Expropriations du Vieux-Hull

L’Autre 150e était de passage en Outaouais ce matin afin de souligner le 48e anniversaire des expropriations du Vieux-Hull.

Voici le communiqué émis suite à notre passage:

COMMUNIQUÉ DE PRESSE
POUR DIFFUSION IMMÉDIATE

Expropriations dans le Vieux-Hull
UNE DÉCISION QUI A FAIT DISPARAÎTRE DES ÉDIFICES PATRIMONIAUX ET BOULEVERSÉ DURABLEMENT LA VIE DE QUARTIER DE TOUT UN SECTEUR DE HULL

Gatineau, le 20 mai 2017 – Aujourd’hui, à Gatineau, l’Opération 150e anniversaire de la fédération canadienne a souligné le 48e anniversaire de l’annonce surprise de Pierre Elliot Trudeau concernant l’expropriation de centaines de familles habitant le Vieux-Hull afin d’y construire un vaste complexe d’édifices fédéraux. En compagnie de l’historien Roger Blanchette, du chercheur en histoire et auteur Raymond Ouimet, bien connus dans la région et spécialistes de la question, ainsi que de Paulette Beaudry, une citoyenne ayant elle-même vécu cette expropriation sauvage et qui s’est battue aux côtés de ses voisines et voisins pour obtenir réparation, le co-porte-parole de L’Autre 150e, le rappeur Rod le Stod, a commémoré cette triste décision du gouvernement fédéral.
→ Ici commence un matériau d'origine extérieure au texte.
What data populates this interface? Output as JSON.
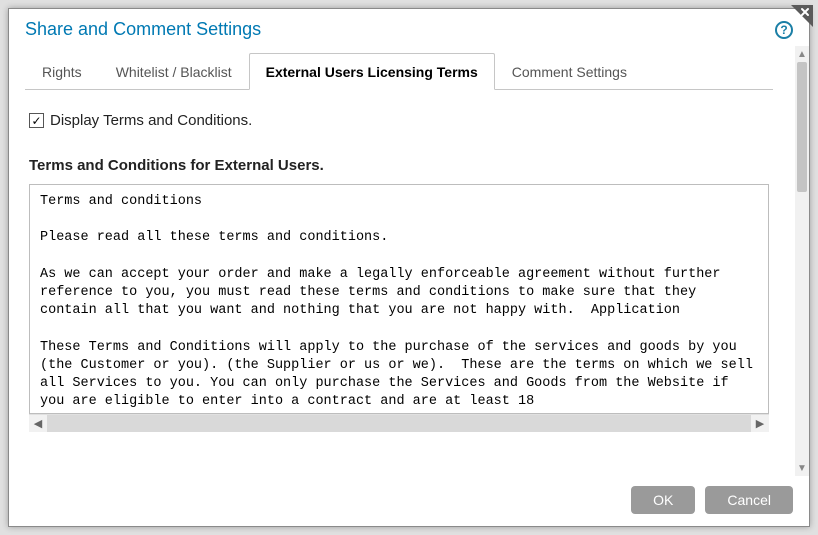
{
  "dialog": {
    "title": "Share and Comment Settings"
  },
  "tabs": {
    "items": [
      {
        "label": "Rights"
      },
      {
        "label": "Whitelist / Blacklist"
      },
      {
        "label": "External Users Licensing Terms"
      },
      {
        "label": "Comment Settings"
      }
    ],
    "active_index": 2
  },
  "checkbox": {
    "label": "Display Terms and Conditions.",
    "checked": true
  },
  "subheading": "Terms and Conditions for External Users.",
  "terms_text": "Terms and conditions\n\nPlease read all these terms and conditions.\n\nAs we can accept your order and make a legally enforceable agreement without further reference to you, you must read these terms and conditions to make sure that they contain all that you want and nothing that you are not happy with.  Application\n\nThese Terms and Conditions will apply to the purchase of the services and goods by you (the Customer or you). (the Supplier or us or we).  These are the terms on which we sell all Services to you. You can only purchase the Services and Goods from the Website if you are eligible to enter into a contract and are at least 18",
  "buttons": {
    "ok": "OK",
    "cancel": "Cancel"
  }
}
« Depuis la Révolution tranquille et la montée du sentiment national québécois, le gouvernement fédéral cherchait désespérément à accroître sa visibilité auprès des Québécoises et des Québécois. L’aménagement du parc des plaines d’Abraham, à Québec, et du Vieux-Port de Montréal en sont deux exemples éloquents. Mais c’est à Ottawa et autour de la capitale fédérale que cette volonté sera la plus manifeste. La décision unilatérale du gouvernement Trudeau – d’expulser des centaines de familles de leur logis afin de construire des édifices gouvernementaux – s’inscrit en ligne directe avec cette intention d’accroître la visibilité fédérale au Québec. Le Vieux-Hull était un milieu de vie pour des milliers d’ouvriers, avec ses petits commerces, ses tavernes et ses terrains de jeu. Si les travailleurs chassés de chez eux ont cru, un temps, pouvoir au moins profiter des emplois annoncés, la plupart seront comblés par des professionnels venus de l’extérieur, renforçant ainsi l’impression des gens d’ici de s’être fait avoir », de déclarer M. Blanchette.

« Pour les familles du Vieux-Hull, qui apprenaient en même temps que tout le reste du Canada qu’elles allaient bientôt tout perdre, cette décision était insensée, insensible et complètement incompréhensible! Je me rappelle le désarroi de ma famille, de mes voisins, qui ne comprenaient pas pourquoi le gouvernement s’en prenait à leur chez-eux… Avec la collaboration de l’Église de Hull, une démarche collective a été mise en œuvre afin d’expliquer à quel point cette décision arbitraire nous affectait et de trouver des compromis, des aménagements, mais en vain : la décision était prise et nous ne pûmes rien y faire… », s’est quant à elle souvenue Mme Beaudry.

« Entre la fin des années soixante et celle des années soixante-dix, une frénésie destructrice a conduit l’élite politique et affairiste à démolir à Hull, principalement dans les vieux quartiers, environ 1600 logements dans le cadre d’un programme curieusement appelé « rénovation urbaine », et ce, au nom des nouveaux dieux : le progrès et l’unité nationale. Pour ce faire, au-delà de 6000 personnes ont été chassées de leur logis », de conclure M. Ouimet.